Metroid Fusion Dissected
March 02, 2015
Jeremy Parish is at it again with his The Anatomy Of Games series, this time turning the microscope to 2002's Metroid Fusion for the Game Boy Advance. After tackling the previous three games in the series, Parish is ready to dig into Samus Aran's last traditional 2D adventure and isn't afraid to offer up criticism where criticism is deserved. Right off the bat he lays out how Fusion differs in tone from its beloved predecessor, Super Metroid:
Metroid Fusion came into a world that had little patience for its predecessor’s style.
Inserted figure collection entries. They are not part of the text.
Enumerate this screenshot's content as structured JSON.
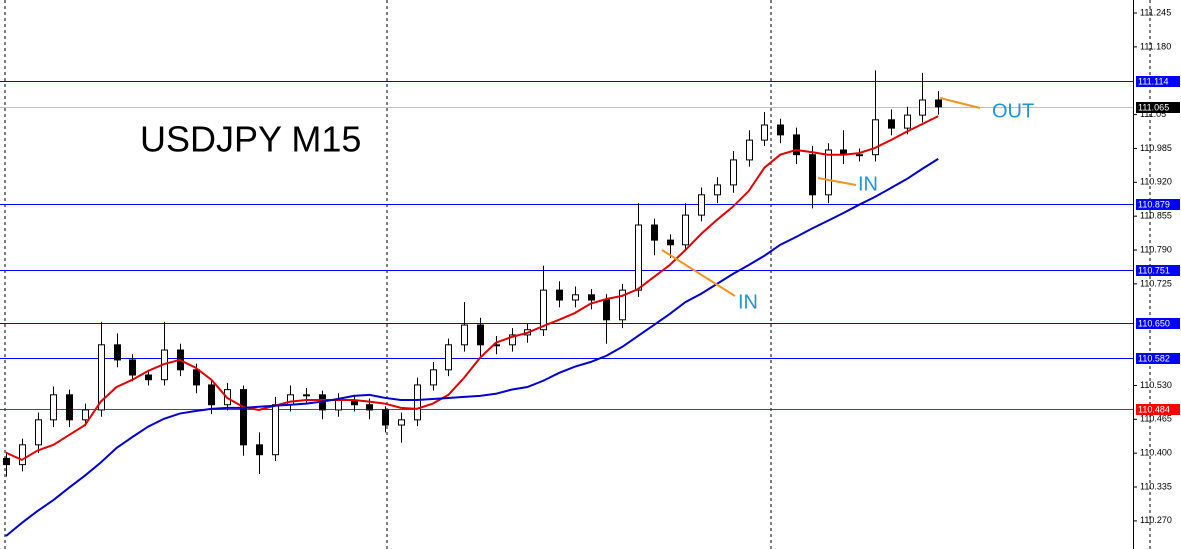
{
  "chart_data": {
    "type": "candlestick",
    "title": "USDJPY M15",
    "ylim": [
      110.216,
      111.27
    ],
    "yticks": [
      111.245,
      {
        "value": 111.18,
        "label": "111.180"
      },
      111.05,
      110.985,
      {
        "value": 110.92,
        "label": "110.920"
      },
      110.855,
      {
        "value": 110.79,
        "label": "110.790"
      },
      110.725,
      {
        "value": 110.53,
        "label": "110.530"
      },
      110.465,
      {
        "value": 110.4,
        "label": "110.400"
      },
      110.335,
      {
        "value": 110.27,
        "label": "110.270"
      }
    ],
    "open": [
      110.39,
      110.378,
      110.416,
      110.464,
      110.512,
      110.464,
      110.483,
      110.608,
      110.579,
      110.55,
      110.541,
      110.598,
      110.56,
      110.531,
      110.493,
      110.522,
      110.416,
      110.397,
      110.493,
      110.512,
      110.512,
      110.483,
      110.502,
      110.493,
      110.483,
      110.454,
      110.464,
      110.531,
      110.56,
      110.608,
      110.646,
      110.608,
      110.608,
      110.627,
      110.637,
      110.713,
      110.694,
      110.704,
      110.694,
      110.656,
      110.713,
      110.838,
      110.809,
      110.8,
      110.857,
      110.896,
      110.915,
      110.963,
      111.001,
      111.03,
      111.011,
      110.973,
      110.896,
      110.982,
      110.973,
      110.973,
      111.04,
      111.024,
      111.049,
      111.078
    ],
    "high": [
      110.402,
      110.428,
      110.478,
      110.528,
      110.522,
      110.495,
      110.652,
      110.63,
      110.59,
      110.56,
      110.652,
      110.61,
      110.572,
      110.54,
      110.535,
      110.53,
      110.44,
      110.508,
      110.53,
      110.525,
      110.52,
      110.515,
      110.512,
      110.505,
      110.49,
      110.478,
      110.545,
      110.575,
      110.62,
      110.69,
      110.66,
      110.625,
      110.64,
      110.65,
      110.76,
      110.73,
      110.72,
      110.715,
      110.705,
      110.725,
      110.88,
      110.85,
      110.82,
      110.88,
      110.91,
      110.93,
      110.98,
      111.02,
      111.055,
      111.042,
      111.025,
      110.99,
      110.995,
      111.02,
      110.985,
      111.135,
      111.06,
      111.065,
      111.13,
      111.095
    ],
    "low": [
      110.355,
      110.365,
      110.4,
      110.45,
      110.45,
      110.452,
      110.47,
      110.565,
      110.538,
      110.53,
      110.53,
      110.548,
      110.515,
      110.475,
      110.482,
      110.395,
      110.36,
      110.385,
      110.48,
      110.495,
      110.465,
      110.47,
      110.48,
      110.465,
      110.44,
      110.42,
      110.452,
      110.52,
      110.548,
      110.595,
      110.585,
      110.59,
      110.595,
      110.612,
      110.625,
      110.68,
      110.68,
      110.676,
      110.61,
      110.64,
      110.7,
      110.78,
      110.775,
      110.788,
      110.845,
      110.88,
      110.9,
      110.95,
      110.99,
      110.995,
      110.955,
      110.87,
      110.88,
      110.955,
      110.96,
      110.96,
      111.01,
      111.012,
      111.035,
      111.05
    ],
    "close": [
      110.378,
      110.416,
      110.464,
      110.512,
      110.464,
      110.483,
      110.608,
      110.579,
      110.55,
      110.541,
      110.598,
      110.56,
      110.531,
      110.493,
      110.522,
      110.416,
      110.397,
      110.493,
      110.512,
      110.512,
      110.483,
      110.502,
      110.493,
      110.483,
      110.454,
      110.464,
      110.531,
      110.56,
      110.608,
      110.646,
      110.608,
      110.608,
      110.627,
      110.637,
      110.713,
      110.694,
      110.704,
      110.694,
      110.656,
      110.713,
      110.838,
      110.809,
      110.8,
      110.857,
      110.896,
      110.915,
      110.963,
      111.001,
      111.03,
      111.011,
      110.973,
      110.896,
      110.982,
      110.973,
      110.973,
      111.04,
      111.024,
      111.049,
      111.078,
      111.065
    ],
    "series": [
      {
        "color": "#e00000",
        "values": [
          110.401,
          110.387,
          110.405,
          110.416,
          110.435,
          110.454,
          110.499,
          110.527,
          110.541,
          110.558,
          110.571,
          110.579,
          110.564,
          110.541,
          110.506,
          110.489,
          110.483,
          110.491,
          110.499,
          110.502,
          110.502,
          110.502,
          110.502,
          110.499,
          110.495,
          110.487,
          110.485,
          110.495,
          110.512,
          110.545,
          110.583,
          110.612,
          110.623,
          110.631,
          110.644,
          110.656,
          110.669,
          110.687,
          110.696,
          110.702,
          110.715,
          110.738,
          110.761,
          110.79,
          110.821,
          110.848,
          110.873,
          110.903,
          110.948,
          110.973,
          110.982,
          110.978,
          110.973,
          110.973,
          110.976,
          110.986,
          111.001,
          111.017,
          111.032,
          111.047
        ]
      },
      {
        "color": "#0000cc",
        "values": [
          110.241,
          110.266,
          110.289,
          110.31,
          110.334,
          110.357,
          110.382,
          110.41,
          110.431,
          110.451,
          110.466,
          110.476,
          110.481,
          110.485,
          110.487,
          110.487,
          110.489,
          110.491,
          110.493,
          110.495,
          110.499,
          110.504,
          110.51,
          110.512,
          110.506,
          110.502,
          110.502,
          110.504,
          110.506,
          110.508,
          110.51,
          110.514,
          110.522,
          110.527,
          110.539,
          110.554,
          110.566,
          110.575,
          110.587,
          110.604,
          110.625,
          110.646,
          110.667,
          110.69,
          110.706,
          110.725,
          110.744,
          110.761,
          110.779,
          110.8,
          110.815,
          110.831,
          110.846,
          110.861,
          110.877,
          110.892,
          110.909,
          110.926,
          110.946,
          110.965
        ]
      }
    ],
    "levels": [
      {
        "value": 111.114,
        "label": "111.114",
        "color": "#0000ff"
      },
      {
        "value": 110.879,
        "label": "110.879",
        "color": "#0000ff"
      },
      {
        "value": 110.751,
        "label": "110.751",
        "color": "#0000ff"
      },
      {
        "value": 110.65,
        "label": "110.650",
        "color": "#0000ff"
      },
      {
        "value": 110.582,
        "label": "110.582",
        "color": "#0000ff"
      },
      {
        "value": 110.484,
        "label": "110.484",
        "color": "#ff0000"
      }
    ],
    "current_price": {
      "value": 111.065,
      "label": "111.065",
      "color": "#c0c0c0"
    },
    "annotations": [
      "OUT",
      "IN",
      "IN"
    ]
  }
}
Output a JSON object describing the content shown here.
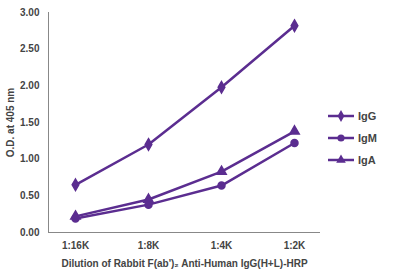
{
  "chart_data": {
    "type": "line",
    "x_label": "Dilution of Rabbit F(ab')₂ Anti-Human IgG(H+L)-HRP",
    "y_label": "O.D. at 405 nm",
    "categories": [
      "1:16K",
      "1:8K",
      "1:4K",
      "1:2K"
    ],
    "series": [
      {
        "name": "IgG",
        "color": "#5b2d90",
        "marker": "diamond",
        "values": [
          0.65,
          1.2,
          1.98,
          2.82
        ]
      },
      {
        "name": "IgM",
        "color": "#5b2d90",
        "marker": "circle",
        "values": [
          0.19,
          0.38,
          0.64,
          1.22
        ]
      },
      {
        "name": "IgA",
        "color": "#5b2d90",
        "marker": "triangle",
        "values": [
          0.22,
          0.45,
          0.83,
          1.38
        ]
      }
    ],
    "ylim": [
      0,
      3
    ],
    "yticks": [
      {
        "value": 0,
        "label": "0.00"
      },
      {
        "value": 0.5,
        "label": "0.50"
      },
      {
        "value": 1,
        "label": "1.00"
      },
      {
        "value": 1.5,
        "label": "1.50"
      },
      {
        "value": 2,
        "label": "2.00"
      },
      {
        "value": 2.5,
        "label": "2.50"
      },
      {
        "value": 3,
        "label": "3.00"
      }
    ],
    "grid": false,
    "legend": "right"
  }
}
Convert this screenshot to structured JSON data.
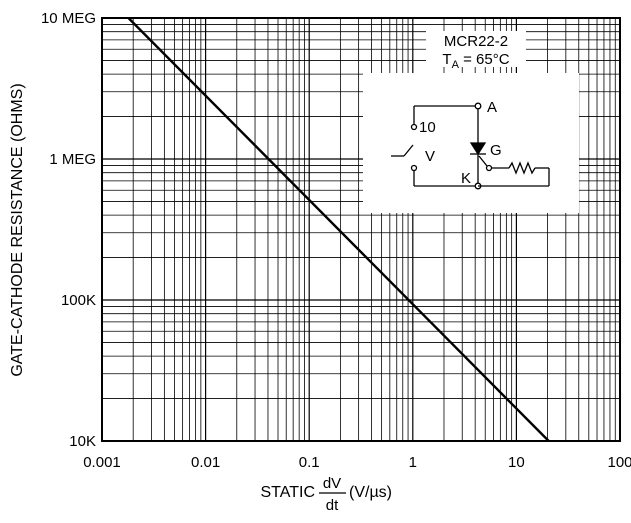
{
  "chart_data": {
    "type": "line",
    "x_scale": "log",
    "y_scale": "log",
    "xlim": [
      0.001,
      100
    ],
    "ylim": [
      10000,
      10000000
    ],
    "grid": true,
    "x_ticks": [
      "0.001",
      "0.01",
      "0.1",
      "1",
      "10",
      "100"
    ],
    "y_ticks": [
      "10K",
      "100K",
      "1 MEG",
      "10 MEG"
    ],
    "xlabel": {
      "prefix": "STATIC",
      "numerator": "dV",
      "denominator": "dt",
      "unit": "(V/µs)"
    },
    "ylabel": "GATE-CATHODE RESISTANCE (OHMS)",
    "series": [
      {
        "x": [
          0.0018,
          20.5
        ],
        "y": [
          10000000,
          10000
        ],
        "color": "#000000"
      }
    ],
    "annotation": {
      "device": "MCR22-2",
      "temp_prefix": "T",
      "temp_sub": "A",
      "temp_suffix": " = 65°C"
    },
    "circuit": {
      "label_anode": "A",
      "label_gate": "G",
      "label_cathode": "K",
      "label_source": "10",
      "label_v": "V"
    }
  }
}
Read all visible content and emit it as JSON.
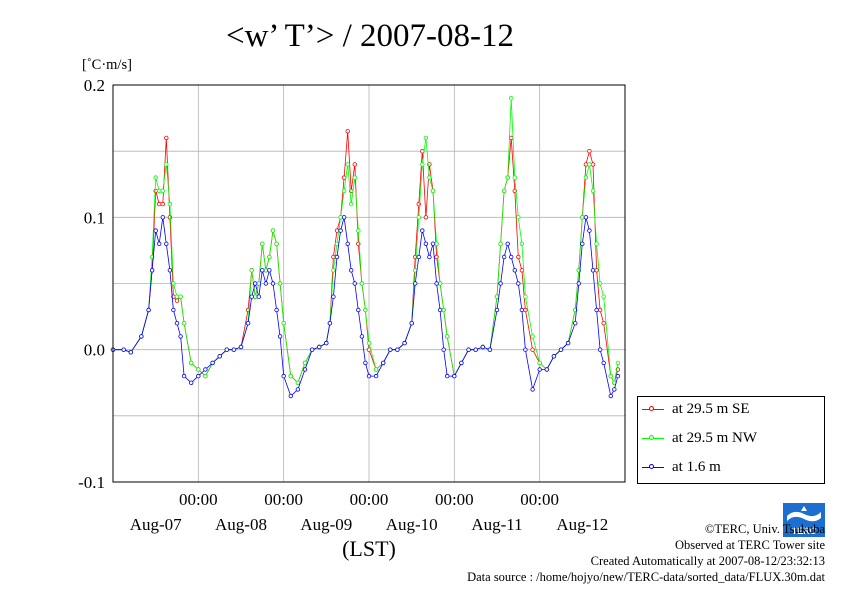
{
  "chart_data": {
    "type": "line",
    "title": "<w’ T’> / 2007-08-12",
    "unit_label": "[˚C·m/s]",
    "xlabel": "(LST)",
    "ylim": [
      -0.1,
      0.2
    ],
    "yticks": [
      "-0.1",
      "0.0",
      "0.1",
      "0.2"
    ],
    "ytick_values": [
      -0.1,
      0.0,
      0.1,
      0.2
    ],
    "xlim_days": [
      0,
      6
    ],
    "time_tick_label": "00:00",
    "date_labels": [
      "Aug-07",
      "Aug-08",
      "Aug-09",
      "Aug-10",
      "Aug-11",
      "Aug-12"
    ],
    "grid": true,
    "legend_position": "right-bottom",
    "peak_hours": [
      4.6,
      14.5,
      38.0,
      62.0,
      86.0,
      110.5,
      135.0,
      140.0
    ],
    "series": [
      {
        "name": "at 29.5 m SE",
        "color": "#ff0000",
        "points": [
          [
            0,
            0.0
          ],
          [
            3,
            0.0
          ],
          [
            5,
            -0.002
          ],
          [
            8,
            0.01
          ],
          [
            10,
            0.03
          ],
          [
            11,
            0.06
          ],
          [
            12,
            0.12
          ],
          [
            13,
            0.11
          ],
          [
            14,
            0.11
          ],
          [
            15,
            0.16
          ],
          [
            16,
            0.1
          ],
          [
            17,
            0.04
          ],
          [
            18,
            0.037
          ],
          [
            19,
            0.04
          ],
          [
            20,
            0.02
          ],
          [
            22,
            -0.01
          ],
          [
            24,
            -0.015
          ],
          [
            26,
            -0.02
          ],
          [
            28,
            -0.01
          ],
          [
            30,
            -0.005
          ],
          [
            32,
            0.0
          ],
          [
            34,
            0.0
          ],
          [
            36,
            0.002
          ],
          [
            38,
            0.03
          ],
          [
            39,
            0.06
          ],
          [
            40,
            0.04
          ],
          [
            41,
            0.05
          ],
          [
            42,
            0.08
          ],
          [
            43,
            0.06
          ],
          [
            44,
            0.07
          ],
          [
            45,
            0.09
          ],
          [
            46,
            0.08
          ],
          [
            47,
            0.05
          ],
          [
            48,
            0.02
          ],
          [
            50,
            -0.02
          ],
          [
            52,
            -0.025
          ],
          [
            54,
            -0.01
          ],
          [
            56,
            0.0
          ],
          [
            58,
            0.002
          ],
          [
            60,
            0.005
          ],
          [
            61,
            0.02
          ],
          [
            62,
            0.07
          ],
          [
            63,
            0.09
          ],
          [
            64,
            0.1
          ],
          [
            65,
            0.13
          ],
          [
            66,
            0.165
          ],
          [
            67,
            0.12
          ],
          [
            68,
            0.14
          ],
          [
            69,
            0.08
          ],
          [
            70,
            0.05
          ],
          [
            71,
            0.03
          ],
          [
            72,
            0.0
          ],
          [
            74,
            -0.015
          ],
          [
            76,
            -0.01
          ],
          [
            78,
            0.0
          ],
          [
            80,
            0.0
          ],
          [
            82,
            0.005
          ],
          [
            84,
            0.02
          ],
          [
            85,
            0.07
          ],
          [
            86,
            0.11
          ],
          [
            87,
            0.15
          ],
          [
            88,
            0.1
          ],
          [
            89,
            0.14
          ],
          [
            90,
            0.12
          ],
          [
            91,
            0.07
          ],
          [
            92,
            0.05
          ],
          [
            93,
            0.03
          ],
          [
            94,
            0.01
          ],
          [
            96,
            -0.02
          ],
          [
            98,
            -0.01
          ],
          [
            100,
            0.0
          ],
          [
            102,
            0.0
          ],
          [
            104,
            0.002
          ],
          [
            106,
            0.0
          ],
          [
            108,
            0.04
          ],
          [
            109,
            0.08
          ],
          [
            110,
            0.12
          ],
          [
            111,
            0.13
          ],
          [
            112,
            0.16
          ],
          [
            113,
            0.12
          ],
          [
            114,
            0.07
          ],
          [
            115,
            0.06
          ],
          [
            116,
            0.03
          ],
          [
            118,
            0.0
          ],
          [
            120,
            -0.01
          ],
          [
            122,
            -0.015
          ],
          [
            124,
            -0.005
          ],
          [
            126,
            0.0
          ],
          [
            128,
            0.005
          ],
          [
            130,
            0.03
          ],
          [
            131,
            0.06
          ],
          [
            132,
            0.1
          ],
          [
            133,
            0.14
          ],
          [
            134,
            0.15
          ],
          [
            135,
            0.14
          ],
          [
            136,
            0.06
          ],
          [
            137,
            0.03
          ],
          [
            138,
            0.02
          ],
          [
            140,
            -0.02
          ],
          [
            141,
            -0.025
          ],
          [
            142,
            -0.015
          ]
        ]
      },
      {
        "name": "at 29.5 m NW",
        "color": "#00ff00",
        "points": [
          [
            0,
            0.0
          ],
          [
            3,
            0.0
          ],
          [
            5,
            -0.002
          ],
          [
            8,
            0.01
          ],
          [
            10,
            0.03
          ],
          [
            11,
            0.07
          ],
          [
            12,
            0.13
          ],
          [
            13,
            0.12
          ],
          [
            14,
            0.12
          ],
          [
            15,
            0.14
          ],
          [
            16,
            0.11
          ],
          [
            17,
            0.05
          ],
          [
            18,
            0.04
          ],
          [
            19,
            0.04
          ],
          [
            20,
            0.02
          ],
          [
            22,
            -0.01
          ],
          [
            24,
            -0.015
          ],
          [
            26,
            -0.02
          ],
          [
            28,
            -0.01
          ],
          [
            30,
            -0.005
          ],
          [
            32,
            0.0
          ],
          [
            34,
            0.0
          ],
          [
            36,
            0.002
          ],
          [
            38,
            0.02
          ],
          [
            39,
            0.06
          ],
          [
            40,
            0.04
          ],
          [
            41,
            0.05
          ],
          [
            42,
            0.08
          ],
          [
            43,
            0.06
          ],
          [
            44,
            0.07
          ],
          [
            45,
            0.09
          ],
          [
            46,
            0.08
          ],
          [
            47,
            0.05
          ],
          [
            48,
            0.02
          ],
          [
            50,
            -0.02
          ],
          [
            52,
            -0.025
          ],
          [
            54,
            -0.01
          ],
          [
            56,
            0.0
          ],
          [
            58,
            0.002
          ],
          [
            60,
            0.005
          ],
          [
            61,
            0.02
          ],
          [
            62,
            0.06
          ],
          [
            63,
            0.08
          ],
          [
            64,
            0.1
          ],
          [
            65,
            0.12
          ],
          [
            66,
            0.14
          ],
          [
            67,
            0.11
          ],
          [
            68,
            0.13
          ],
          [
            69,
            0.09
          ],
          [
            70,
            0.05
          ],
          [
            71,
            0.03
          ],
          [
            72,
            0.005
          ],
          [
            74,
            -0.015
          ],
          [
            76,
            -0.01
          ],
          [
            78,
            0.0
          ],
          [
            80,
            0.0
          ],
          [
            82,
            0.005
          ],
          [
            84,
            0.02
          ],
          [
            85,
            0.06
          ],
          [
            86,
            0.1
          ],
          [
            87,
            0.14
          ],
          [
            88,
            0.16
          ],
          [
            89,
            0.13
          ],
          [
            90,
            0.12
          ],
          [
            91,
            0.08
          ],
          [
            92,
            0.05
          ],
          [
            93,
            0.03
          ],
          [
            94,
            0.01
          ],
          [
            96,
            -0.02
          ],
          [
            98,
            -0.01
          ],
          [
            100,
            0.0
          ],
          [
            102,
            0.0
          ],
          [
            104,
            0.002
          ],
          [
            106,
            0.0
          ],
          [
            108,
            0.04
          ],
          [
            109,
            0.08
          ],
          [
            110,
            0.12
          ],
          [
            111,
            0.13
          ],
          [
            112,
            0.19
          ],
          [
            113,
            0.13
          ],
          [
            114,
            0.1
          ],
          [
            115,
            0.08
          ],
          [
            116,
            0.04
          ],
          [
            118,
            0.01
          ],
          [
            120,
            -0.01
          ],
          [
            122,
            -0.015
          ],
          [
            124,
            -0.005
          ],
          [
            126,
            0.0
          ],
          [
            128,
            0.005
          ],
          [
            130,
            0.03
          ],
          [
            131,
            0.06
          ],
          [
            132,
            0.1
          ],
          [
            133,
            0.13
          ],
          [
            134,
            0.14
          ],
          [
            135,
            0.12
          ],
          [
            136,
            0.08
          ],
          [
            137,
            0.05
          ],
          [
            138,
            0.04
          ],
          [
            140,
            -0.02
          ],
          [
            141,
            -0.025
          ],
          [
            142,
            -0.01
          ]
        ]
      },
      {
        "name": "at 1.6 m",
        "color": "#0000ff",
        "points": [
          [
            0,
            0.0
          ],
          [
            3,
            0.0
          ],
          [
            5,
            -0.002
          ],
          [
            8,
            0.01
          ],
          [
            10,
            0.03
          ],
          [
            11,
            0.06
          ],
          [
            12,
            0.09
          ],
          [
            13,
            0.08
          ],
          [
            14,
            0.1
          ],
          [
            15,
            0.08
          ],
          [
            16,
            0.06
          ],
          [
            17,
            0.03
          ],
          [
            18,
            0.02
          ],
          [
            19,
            0.01
          ],
          [
            20,
            -0.02
          ],
          [
            22,
            -0.025
          ],
          [
            24,
            -0.02
          ],
          [
            26,
            -0.015
          ],
          [
            28,
            -0.01
          ],
          [
            30,
            -0.005
          ],
          [
            32,
            0.0
          ],
          [
            34,
            0.0
          ],
          [
            36,
            0.002
          ],
          [
            38,
            0.02
          ],
          [
            39,
            0.04
          ],
          [
            40,
            0.05
          ],
          [
            41,
            0.04
          ],
          [
            42,
            0.06
          ],
          [
            43,
            0.05
          ],
          [
            44,
            0.06
          ],
          [
            45,
            0.05
          ],
          [
            46,
            0.03
          ],
          [
            47,
            0.01
          ],
          [
            48,
            -0.02
          ],
          [
            50,
            -0.035
          ],
          [
            52,
            -0.03
          ],
          [
            54,
            -0.015
          ],
          [
            56,
            0.0
          ],
          [
            58,
            0.002
          ],
          [
            60,
            0.005
          ],
          [
            61,
            0.02
          ],
          [
            62,
            0.04
          ],
          [
            63,
            0.07
          ],
          [
            64,
            0.09
          ],
          [
            65,
            0.1
          ],
          [
            66,
            0.08
          ],
          [
            67,
            0.06
          ],
          [
            68,
            0.05
          ],
          [
            69,
            0.03
          ],
          [
            70,
            0.01
          ],
          [
            71,
            -0.01
          ],
          [
            72,
            -0.02
          ],
          [
            74,
            -0.02
          ],
          [
            76,
            -0.01
          ],
          [
            78,
            0.0
          ],
          [
            80,
            0.0
          ],
          [
            82,
            0.005
          ],
          [
            84,
            0.02
          ],
          [
            85,
            0.05
          ],
          [
            86,
            0.07
          ],
          [
            87,
            0.09
          ],
          [
            88,
            0.08
          ],
          [
            89,
            0.07
          ],
          [
            90,
            0.08
          ],
          [
            91,
            0.05
          ],
          [
            92,
            0.03
          ],
          [
            93,
            0.0
          ],
          [
            94,
            -0.02
          ],
          [
            96,
            -0.02
          ],
          [
            98,
            -0.01
          ],
          [
            100,
            0.0
          ],
          [
            102,
            0.0
          ],
          [
            104,
            0.002
          ],
          [
            106,
            0.0
          ],
          [
            108,
            0.03
          ],
          [
            109,
            0.05
          ],
          [
            110,
            0.07
          ],
          [
            111,
            0.08
          ],
          [
            112,
            0.07
          ],
          [
            113,
            0.06
          ],
          [
            114,
            0.05
          ],
          [
            115,
            0.03
          ],
          [
            116,
            0.0
          ],
          [
            118,
            -0.03
          ],
          [
            120,
            -0.015
          ],
          [
            122,
            -0.015
          ],
          [
            124,
            -0.005
          ],
          [
            126,
            0.0
          ],
          [
            128,
            0.005
          ],
          [
            130,
            0.02
          ],
          [
            131,
            0.05
          ],
          [
            132,
            0.08
          ],
          [
            133,
            0.1
          ],
          [
            134,
            0.09
          ],
          [
            135,
            0.06
          ],
          [
            136,
            0.03
          ],
          [
            137,
            0.0
          ],
          [
            138,
            -0.01
          ],
          [
            140,
            -0.035
          ],
          [
            141,
            -0.03
          ],
          [
            142,
            -0.02
          ]
        ]
      }
    ]
  },
  "credits": {
    "copyright": "©TERC, Univ. Tsukuba",
    "observed": "Observed at TERC Tower site",
    "created": "Created Automatically at 2007-08-12/23:32:13",
    "source": "Data source : /home/hojyo/new/TERC-data/sorted_data/FLUX.30m.dat"
  },
  "logo_text": "TERC",
  "logo_color": "#1a6fd1"
}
Super Metroid expected observation and patience and mental synthesis of its players; it offered copious clues, and its design nudged players in the proper direction, but it was rarely explicit about directions or even expectations. Masterful as Super Metroid‘s design was, its subtlety was no match for a new generation of gamers who preferred telling to showing, explanation to experimentation. Fusion had to be different — and, as Sakamoto has explained, the team wanted it to be different. Nintendo R&D1 was always about playing around with new ideas, and they’d already made the best possible Super Metroid imaginable with Super Metroid. The sequel needed to be something separate.
So even before the game begins, it throws you off guard by nearly killing Samus Aran.
I missed out on Fusion when it was first released, choosing Metroid Prime for my GameCube as I didn't have a GBA at the time. Prime eventually wore me down and I wished I could've gone for the more traditionally structured title instead. It wasn't until years later when I bought a used GBA SP that I finally experienced Fusion and while it has its flaws and isn't the same kind of Metroid game that fans were accustomed to exploring, it has its charms and is worth playing. Oddly enough, it's also the last game in the Metroid timeline as of this moment; the Metroid Prime games and Other M are interquels staggered around Super Metroid's place in the story. We still have no idea what happens to Samus now that she's part metroid and on the run from the Galactic Federation. No wonder fans demand a sequel — we have to know what happens next!